Florida’s penchant for the weird and strange — often manifested in new ways of criminal behavior (think chasing people through a store with a live alligator) — is so prevalent that it has created a cottage industry of chroniclers and followers.
However, like a contagion that has escaped a hermetically sealed lab, the swamp fever of Florida weirdness appears to be spreading now to the politicians who represent the state’s nearly 21 million residents.
Over the past week, a legislative candidate staged an elaborate scam to try to convince people she was a college graduate. Another candidate had to deny putting out a Facebook ad accusing an opponent of distributing tainted breast milk. Then there is the thing about sphincter bleaching.
Photo: AP
Even for long-time followers of the Florida experience, this is a bit confounding.

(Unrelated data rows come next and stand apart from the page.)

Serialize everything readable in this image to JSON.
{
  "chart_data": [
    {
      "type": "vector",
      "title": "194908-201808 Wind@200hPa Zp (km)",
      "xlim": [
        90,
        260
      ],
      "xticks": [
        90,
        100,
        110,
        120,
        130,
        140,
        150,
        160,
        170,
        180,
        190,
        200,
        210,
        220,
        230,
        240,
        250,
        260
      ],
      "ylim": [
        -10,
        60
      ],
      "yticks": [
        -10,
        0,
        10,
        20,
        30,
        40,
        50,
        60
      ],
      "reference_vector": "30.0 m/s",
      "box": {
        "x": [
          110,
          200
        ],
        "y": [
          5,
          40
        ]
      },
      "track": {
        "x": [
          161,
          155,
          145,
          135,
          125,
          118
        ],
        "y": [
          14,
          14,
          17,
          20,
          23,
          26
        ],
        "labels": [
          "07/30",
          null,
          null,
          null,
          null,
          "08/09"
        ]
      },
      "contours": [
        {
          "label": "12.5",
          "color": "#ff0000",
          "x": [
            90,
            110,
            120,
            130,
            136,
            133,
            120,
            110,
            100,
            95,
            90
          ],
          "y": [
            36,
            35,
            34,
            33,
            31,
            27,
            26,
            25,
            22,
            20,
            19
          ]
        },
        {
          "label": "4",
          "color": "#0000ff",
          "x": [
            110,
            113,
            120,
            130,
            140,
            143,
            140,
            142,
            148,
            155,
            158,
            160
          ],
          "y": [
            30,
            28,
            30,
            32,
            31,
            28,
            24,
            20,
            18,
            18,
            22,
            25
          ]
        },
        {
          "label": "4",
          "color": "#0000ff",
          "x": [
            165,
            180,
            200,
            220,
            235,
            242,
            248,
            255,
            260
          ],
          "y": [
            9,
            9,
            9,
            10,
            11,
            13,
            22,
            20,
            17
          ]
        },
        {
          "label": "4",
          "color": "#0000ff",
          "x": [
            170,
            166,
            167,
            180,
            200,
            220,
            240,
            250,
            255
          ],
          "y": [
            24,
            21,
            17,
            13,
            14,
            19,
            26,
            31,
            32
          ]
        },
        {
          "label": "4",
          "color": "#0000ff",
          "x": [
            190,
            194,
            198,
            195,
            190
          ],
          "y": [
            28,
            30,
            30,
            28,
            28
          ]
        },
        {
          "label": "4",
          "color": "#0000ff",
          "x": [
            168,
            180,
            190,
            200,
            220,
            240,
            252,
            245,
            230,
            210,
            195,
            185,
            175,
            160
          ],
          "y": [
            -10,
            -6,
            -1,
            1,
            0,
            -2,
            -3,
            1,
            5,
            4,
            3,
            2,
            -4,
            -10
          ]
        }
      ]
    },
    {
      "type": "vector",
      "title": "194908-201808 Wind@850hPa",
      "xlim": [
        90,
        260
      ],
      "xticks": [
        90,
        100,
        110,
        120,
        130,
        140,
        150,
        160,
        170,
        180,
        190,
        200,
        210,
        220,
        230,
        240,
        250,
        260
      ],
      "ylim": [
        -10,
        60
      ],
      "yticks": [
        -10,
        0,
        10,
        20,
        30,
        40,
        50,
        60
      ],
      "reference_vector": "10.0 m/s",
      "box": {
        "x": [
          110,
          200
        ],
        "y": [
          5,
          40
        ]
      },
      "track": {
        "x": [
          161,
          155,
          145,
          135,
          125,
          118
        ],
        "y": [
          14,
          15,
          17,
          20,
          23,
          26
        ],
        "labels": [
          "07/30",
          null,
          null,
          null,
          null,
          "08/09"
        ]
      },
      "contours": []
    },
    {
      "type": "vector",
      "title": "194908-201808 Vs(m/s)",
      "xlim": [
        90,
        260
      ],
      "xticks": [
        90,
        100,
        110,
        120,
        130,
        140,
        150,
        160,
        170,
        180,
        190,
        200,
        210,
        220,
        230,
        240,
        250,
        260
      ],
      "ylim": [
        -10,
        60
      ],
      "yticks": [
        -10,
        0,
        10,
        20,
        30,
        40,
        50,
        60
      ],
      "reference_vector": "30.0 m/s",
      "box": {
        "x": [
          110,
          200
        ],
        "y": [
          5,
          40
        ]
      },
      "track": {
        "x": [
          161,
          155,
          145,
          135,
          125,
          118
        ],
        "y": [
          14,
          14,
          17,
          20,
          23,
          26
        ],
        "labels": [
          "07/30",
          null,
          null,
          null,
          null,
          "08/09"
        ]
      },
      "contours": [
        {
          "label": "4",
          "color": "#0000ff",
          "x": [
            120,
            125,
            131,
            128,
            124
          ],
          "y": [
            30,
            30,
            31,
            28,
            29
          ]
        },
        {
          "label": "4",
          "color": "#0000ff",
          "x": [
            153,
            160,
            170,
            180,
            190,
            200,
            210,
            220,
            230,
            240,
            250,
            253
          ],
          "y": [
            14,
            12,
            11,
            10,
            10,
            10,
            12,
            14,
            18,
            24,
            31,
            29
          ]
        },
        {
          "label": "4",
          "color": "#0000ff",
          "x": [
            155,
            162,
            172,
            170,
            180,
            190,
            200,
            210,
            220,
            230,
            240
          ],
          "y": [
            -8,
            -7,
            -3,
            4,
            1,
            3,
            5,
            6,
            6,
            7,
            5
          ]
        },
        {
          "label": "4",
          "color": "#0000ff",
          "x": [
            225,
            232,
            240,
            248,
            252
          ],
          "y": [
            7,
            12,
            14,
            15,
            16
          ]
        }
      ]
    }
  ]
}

“Florida politics has always been as weird as Florida in general, but this year has seen a Twilight Zone-level of campaign screw-ups, oddball candidates, post-Republican Trumpers in all their lunatic glory, edge cases, easily debunked fraudsters and a cavalcade of stupid,” said Rick Wilson, a Republican consultant whose hostility toward US President Donald Trump he channeled into a best-selling book.
“The political subspecies of ‘Florida man’ is in full glory,” Wilson said.
“Florida man” does not on most days refer to those men and women who have sought public office, although the record must reflect some notable incidents over the years, including a fist fight in the Florida House of Representatives, a parking lot brawl instigated by insults hurled on the radio and a county commissioner who fled the US amid a tangled tale involving drugs and a stolen car.
However, consider these recent events: A city commission candidate on Florida’s east coast on Wednesday told the Daytona Beach News-Journal that his Facebook account was hacked and that the hacker put up an ad attacking his opponent for passing on genetically defective breast milk.
Melissa Howard, a candidate for the Florida Legislature, dropped out of her race this week after it was revealed that she had falsely claimed to have a college degree and posted a purported copy of her diploma online. Howard had previously posted a photograph of herself with what looked like a Miami University diploma. However, the Ohio university later sent reporters a statement saying she attended the school, but never graduated.
The Miami Herald reported that Hallandale Beach Mayor Keith London on Monday accused a city commissioner of making a living from “sphincter bleaching” after she questioned whether he made a living at all.
London was appointed to his job earlier this year after the previous mayor was arrested and charged with accepting illegal Russian campaign donations.
The Herald reported that it was not clear what London meant.
Commissioner Anabelle Lima-Taub’s mother does own a spa that sells skin-bleaching cream, but she told the paper she does not work there.
One veteran political observer in Florida is not convinced that Floridians are witnessing a new trend.
Steve Schale, a Democratic strategist, said the rise of social media has made it more likely that such incidents get attention.
“I don’t think it’s any more or less crazy,” Schale said. “I think it’s more out there... For democracy to be representative, the public space is going to have its share of people who are nuts.”